Rockefeller, Margaretta "Happy" (b. 1926)

American socialite. Name variations: Marguerite. Born Margaretta Fitler Murphy in 1926; married Dr. James Murphy (divorced 1963); married Nelson Aldrich Rockefeller (1908–1979, governor of New York and vice-president of U.S.), in May 1963; children: (first marriage) four; (second marriage) Nelson Aldrich, Jr. (b. 1964); Mark Fitler Rockefeller (b. 1967). Nelson's first wife was Mary Todhunter Rockefeller.

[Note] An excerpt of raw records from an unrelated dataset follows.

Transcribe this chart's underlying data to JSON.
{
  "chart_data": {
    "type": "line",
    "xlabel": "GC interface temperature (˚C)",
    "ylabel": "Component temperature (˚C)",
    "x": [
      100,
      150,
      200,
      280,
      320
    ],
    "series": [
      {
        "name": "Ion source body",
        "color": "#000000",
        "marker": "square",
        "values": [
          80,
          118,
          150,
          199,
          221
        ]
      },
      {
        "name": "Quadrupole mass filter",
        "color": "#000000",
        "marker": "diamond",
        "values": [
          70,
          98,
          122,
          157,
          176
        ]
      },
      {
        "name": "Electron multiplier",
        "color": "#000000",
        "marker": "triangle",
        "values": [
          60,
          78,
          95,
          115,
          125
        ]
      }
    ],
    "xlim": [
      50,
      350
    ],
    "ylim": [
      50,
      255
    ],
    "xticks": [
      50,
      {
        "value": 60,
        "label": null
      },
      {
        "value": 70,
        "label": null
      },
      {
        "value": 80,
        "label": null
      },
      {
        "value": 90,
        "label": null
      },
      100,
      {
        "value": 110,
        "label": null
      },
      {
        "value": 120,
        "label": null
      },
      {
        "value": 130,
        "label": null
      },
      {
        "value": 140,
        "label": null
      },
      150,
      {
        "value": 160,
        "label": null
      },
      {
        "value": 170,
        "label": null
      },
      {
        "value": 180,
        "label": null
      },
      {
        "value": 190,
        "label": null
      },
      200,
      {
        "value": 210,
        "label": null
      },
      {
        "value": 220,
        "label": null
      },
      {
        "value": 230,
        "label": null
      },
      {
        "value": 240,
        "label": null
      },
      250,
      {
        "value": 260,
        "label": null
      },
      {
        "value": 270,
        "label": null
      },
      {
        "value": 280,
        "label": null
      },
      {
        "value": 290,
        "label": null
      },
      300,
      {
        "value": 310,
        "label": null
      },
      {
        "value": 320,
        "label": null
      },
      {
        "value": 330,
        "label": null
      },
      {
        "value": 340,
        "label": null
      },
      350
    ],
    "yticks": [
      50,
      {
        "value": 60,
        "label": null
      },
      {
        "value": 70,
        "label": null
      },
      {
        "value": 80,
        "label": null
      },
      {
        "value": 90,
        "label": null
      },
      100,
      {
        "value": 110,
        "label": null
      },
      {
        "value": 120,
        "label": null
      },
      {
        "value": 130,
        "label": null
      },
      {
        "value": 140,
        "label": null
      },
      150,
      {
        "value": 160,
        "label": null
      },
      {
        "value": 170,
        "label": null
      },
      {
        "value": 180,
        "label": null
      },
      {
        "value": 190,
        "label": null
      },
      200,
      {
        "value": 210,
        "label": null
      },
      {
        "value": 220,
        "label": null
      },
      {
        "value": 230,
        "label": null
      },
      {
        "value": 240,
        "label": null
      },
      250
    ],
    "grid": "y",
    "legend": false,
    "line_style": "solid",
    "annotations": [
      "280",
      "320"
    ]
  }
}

In May 1963, Nelson Aldrich Rockefeller, who was in his second term as governor of New York and was considered a frontrunner for the Republican presidential nomination, married Margaretta "Happy" Murphy. She had been divorced five weeks previously, and as a condition of her divorce gave up custody of her four young children. Nelson Rockefeller's standings in the polls took a nosedive; there had been little public mention of his own divorce from Mary Tod-hunter Rockefeller the previous year, but his remarriage caused a furor. The ensuing Republican primary campaign, which pitted Nelson Rockefeller against Barry Goldwater, was hard-fought and nasty, and it is generally believed that public reaction to Nelson's marriage to Happy, and the skillful fanning of such emotions by hard-line Republicans, lost Nelson the nomination and delivered control of the Republican Party from the "Eastern liberals" to the deeply conservative faction that controls it to this day. After Goldwater was nominated at the national convention in 1964, Nelson Rockefeller was booed during his concession speech. Goldwater then took the podium to deliver his (in) famous acceptance speech, in which he told the crowd, "I would remind you that extremism in the defense of liberty is no vice … [and] moderation in pursuit of justice is no virtue."

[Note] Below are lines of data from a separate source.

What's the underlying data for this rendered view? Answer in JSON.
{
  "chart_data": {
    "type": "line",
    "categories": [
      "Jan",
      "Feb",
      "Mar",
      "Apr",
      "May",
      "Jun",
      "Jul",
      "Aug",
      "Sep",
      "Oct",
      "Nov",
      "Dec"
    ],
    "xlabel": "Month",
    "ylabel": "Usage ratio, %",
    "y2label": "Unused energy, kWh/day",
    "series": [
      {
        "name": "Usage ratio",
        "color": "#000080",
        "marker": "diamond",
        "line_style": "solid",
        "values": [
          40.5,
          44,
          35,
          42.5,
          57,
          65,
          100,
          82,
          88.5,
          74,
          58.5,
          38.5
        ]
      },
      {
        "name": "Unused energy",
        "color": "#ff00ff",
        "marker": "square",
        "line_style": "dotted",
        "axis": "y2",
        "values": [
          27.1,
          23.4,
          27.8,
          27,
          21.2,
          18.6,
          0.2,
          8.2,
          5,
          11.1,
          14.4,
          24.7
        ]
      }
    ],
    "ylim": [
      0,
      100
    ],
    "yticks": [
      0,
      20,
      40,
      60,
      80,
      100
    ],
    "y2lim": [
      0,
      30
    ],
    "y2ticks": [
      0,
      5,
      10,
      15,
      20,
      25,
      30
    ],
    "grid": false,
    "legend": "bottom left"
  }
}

Happy and Nelson's first son had been born just a month earlier. They had a second son in 1967, and Happy served as first lady of New York while Nelson was reelected governor in 1966 and 1970. He ran for and lost the Republican presidential nomination again in 1968, against Richard Nixon, and chose not to run for a fifth term as governor in 1973. The following year, Happy was diagnosed with breast cancer. She underwent a radical mastectomy, and used her position as a public figure to advocate for early breast-cancer detection. Later that year, Nixon resigned from the presidency in the aftermath of the Watergate scandal, and Gerald Ford, as the new president, named Nelson Rockefeller vice-president. He and Happy lived in Washington for the remainder of Ford's term, which ended in January 1977. Happy Rockefeller continued to live in New York City after Nelson's death from a heart attack in 1979, and in 1991–92 served as an alternate representative to the UN General Assembly.